Credits

A film by Hiraki Sawa
With thanks to Rie Nakajima and Elliot Dodd


Synopsis

A boy closes his eyes for 25 minutes and wakes up with the world gone from behind his thoughts. His language slips and shifts, he tastes orange juice without knowing anymore to describe it as sour, he likes numbers but cannot put names to faces. His room is filled with a thousand records and many more. He sees the records, unable to listen. He can't see the floor, has never seen the floor beneath them, wouldn't recognise it if he met it in the street.
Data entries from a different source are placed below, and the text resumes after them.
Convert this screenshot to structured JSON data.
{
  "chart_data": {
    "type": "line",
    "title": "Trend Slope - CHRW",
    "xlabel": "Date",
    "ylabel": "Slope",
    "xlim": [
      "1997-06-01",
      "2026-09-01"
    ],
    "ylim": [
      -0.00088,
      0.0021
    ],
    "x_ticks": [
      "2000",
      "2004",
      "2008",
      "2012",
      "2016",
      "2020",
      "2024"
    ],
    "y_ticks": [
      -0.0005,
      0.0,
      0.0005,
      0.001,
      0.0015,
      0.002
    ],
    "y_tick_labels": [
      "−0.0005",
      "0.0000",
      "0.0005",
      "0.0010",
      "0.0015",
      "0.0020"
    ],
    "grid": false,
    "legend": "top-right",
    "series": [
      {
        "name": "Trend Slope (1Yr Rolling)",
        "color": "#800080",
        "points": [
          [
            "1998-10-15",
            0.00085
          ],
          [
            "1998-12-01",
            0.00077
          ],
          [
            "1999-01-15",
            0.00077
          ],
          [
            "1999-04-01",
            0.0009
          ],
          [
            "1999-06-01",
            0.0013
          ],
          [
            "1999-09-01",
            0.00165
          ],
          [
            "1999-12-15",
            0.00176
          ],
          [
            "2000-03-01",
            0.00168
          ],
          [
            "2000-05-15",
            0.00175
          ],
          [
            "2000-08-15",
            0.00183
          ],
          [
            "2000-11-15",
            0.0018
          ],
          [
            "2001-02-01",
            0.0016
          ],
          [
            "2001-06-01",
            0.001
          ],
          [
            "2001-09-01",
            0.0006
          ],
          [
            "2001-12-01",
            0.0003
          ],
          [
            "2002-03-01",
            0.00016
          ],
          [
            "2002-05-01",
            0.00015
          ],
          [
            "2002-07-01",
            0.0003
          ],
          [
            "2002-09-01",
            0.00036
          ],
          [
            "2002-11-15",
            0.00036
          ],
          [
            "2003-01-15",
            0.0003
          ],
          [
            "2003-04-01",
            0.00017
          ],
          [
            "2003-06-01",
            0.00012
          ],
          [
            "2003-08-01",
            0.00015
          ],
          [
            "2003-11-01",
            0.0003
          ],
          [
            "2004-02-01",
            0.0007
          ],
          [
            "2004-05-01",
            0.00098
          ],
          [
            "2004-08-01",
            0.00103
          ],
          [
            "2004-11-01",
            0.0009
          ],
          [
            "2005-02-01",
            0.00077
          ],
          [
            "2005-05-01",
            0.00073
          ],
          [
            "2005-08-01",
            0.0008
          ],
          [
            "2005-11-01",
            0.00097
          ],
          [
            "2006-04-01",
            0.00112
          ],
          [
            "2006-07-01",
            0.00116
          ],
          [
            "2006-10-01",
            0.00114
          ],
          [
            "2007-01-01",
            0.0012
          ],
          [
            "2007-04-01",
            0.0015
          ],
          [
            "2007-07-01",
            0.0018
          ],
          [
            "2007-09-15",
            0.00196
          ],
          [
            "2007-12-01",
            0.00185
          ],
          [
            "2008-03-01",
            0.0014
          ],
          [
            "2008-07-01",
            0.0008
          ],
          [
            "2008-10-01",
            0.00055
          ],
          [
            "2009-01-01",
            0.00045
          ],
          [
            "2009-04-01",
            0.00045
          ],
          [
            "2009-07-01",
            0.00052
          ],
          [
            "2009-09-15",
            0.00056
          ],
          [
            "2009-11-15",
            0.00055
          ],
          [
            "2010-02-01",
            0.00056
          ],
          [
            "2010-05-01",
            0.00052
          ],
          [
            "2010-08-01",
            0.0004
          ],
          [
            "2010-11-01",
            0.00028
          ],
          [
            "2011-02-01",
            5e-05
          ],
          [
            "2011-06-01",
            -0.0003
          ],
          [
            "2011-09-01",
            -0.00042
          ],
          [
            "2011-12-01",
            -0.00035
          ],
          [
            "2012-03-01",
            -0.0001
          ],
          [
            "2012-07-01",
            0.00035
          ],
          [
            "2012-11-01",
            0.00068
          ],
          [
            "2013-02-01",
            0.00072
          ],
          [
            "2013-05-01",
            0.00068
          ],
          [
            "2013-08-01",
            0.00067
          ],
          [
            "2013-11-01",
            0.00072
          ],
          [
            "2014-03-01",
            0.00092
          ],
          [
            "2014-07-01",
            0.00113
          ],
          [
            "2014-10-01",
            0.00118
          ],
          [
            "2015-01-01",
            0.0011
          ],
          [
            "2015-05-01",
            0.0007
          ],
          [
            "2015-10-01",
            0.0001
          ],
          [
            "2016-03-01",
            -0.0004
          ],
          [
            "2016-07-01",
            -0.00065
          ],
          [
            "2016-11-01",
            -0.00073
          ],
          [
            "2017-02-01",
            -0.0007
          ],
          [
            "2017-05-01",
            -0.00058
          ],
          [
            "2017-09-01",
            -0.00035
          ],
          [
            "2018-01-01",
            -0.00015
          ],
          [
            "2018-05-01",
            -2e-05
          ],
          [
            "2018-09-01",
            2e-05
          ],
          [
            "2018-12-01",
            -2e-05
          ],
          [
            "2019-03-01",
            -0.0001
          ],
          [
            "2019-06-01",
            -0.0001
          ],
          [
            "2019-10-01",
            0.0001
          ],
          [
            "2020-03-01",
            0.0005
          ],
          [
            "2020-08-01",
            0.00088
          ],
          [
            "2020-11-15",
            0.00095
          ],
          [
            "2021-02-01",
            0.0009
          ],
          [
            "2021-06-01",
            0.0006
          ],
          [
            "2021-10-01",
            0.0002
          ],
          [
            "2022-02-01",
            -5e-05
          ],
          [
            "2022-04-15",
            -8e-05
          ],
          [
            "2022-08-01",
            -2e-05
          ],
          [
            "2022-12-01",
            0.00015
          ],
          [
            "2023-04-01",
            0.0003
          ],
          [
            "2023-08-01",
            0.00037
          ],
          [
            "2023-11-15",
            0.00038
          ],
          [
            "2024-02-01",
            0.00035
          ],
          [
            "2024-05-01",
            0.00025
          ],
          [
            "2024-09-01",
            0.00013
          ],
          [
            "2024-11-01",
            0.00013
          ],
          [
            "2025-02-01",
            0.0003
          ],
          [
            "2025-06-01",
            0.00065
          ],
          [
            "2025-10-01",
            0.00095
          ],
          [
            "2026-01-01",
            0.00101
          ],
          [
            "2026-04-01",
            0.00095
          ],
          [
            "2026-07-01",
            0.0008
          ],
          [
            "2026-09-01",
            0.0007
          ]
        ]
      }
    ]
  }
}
He meets people in the street and his only option is to trust that they know him when they say they do. His records become opaque, circular slabs of the unknown and the unknowing. A fog of landscapes without contours, without borders, that can only be read by touching. To move forward he must step out, one foot then the other, and believe that he is indeed moving. His mind like an emptied lake, the sky welling upward and outward, unable to contain the depth of it all, the bottomless, fathomless wealth of the things he lost in his sleep.

Text by Dale Berning


Technical information

Shot on SLR in studio and on location in Mount Toluca, Mexico, Kyoto, Japan and London, UK. Post-production in Adobe After Effects, edited in Apple Final Cut Pro.


Artist's statement

I’m displaced.
I lost my memory.
The records function as storage devices.
There is a floor (which talks; it has a cat friend – I don’t like him)
My room is like a protective skin.
My friend is a cigarette.
My shoes are dusty.
It is always the full moon (sometimes it fades)
I need a map (maybe not) for travelling to three places.
I slept for thirty minutes.
Where is my time?
The wall (which I can’t remember) talks to me.
A tree is growing from each of our heads. The trees talk to each other (in front of the wall).

These fragmented ideas are starting points for an exploration of the mind and how it loses things. Initially transcribed as visual sketches, a film will be constructed out of the resulting imagery. Fashioned like a sculptural object, it will deal with ideas of home and memory and the spaces between reality and fiction.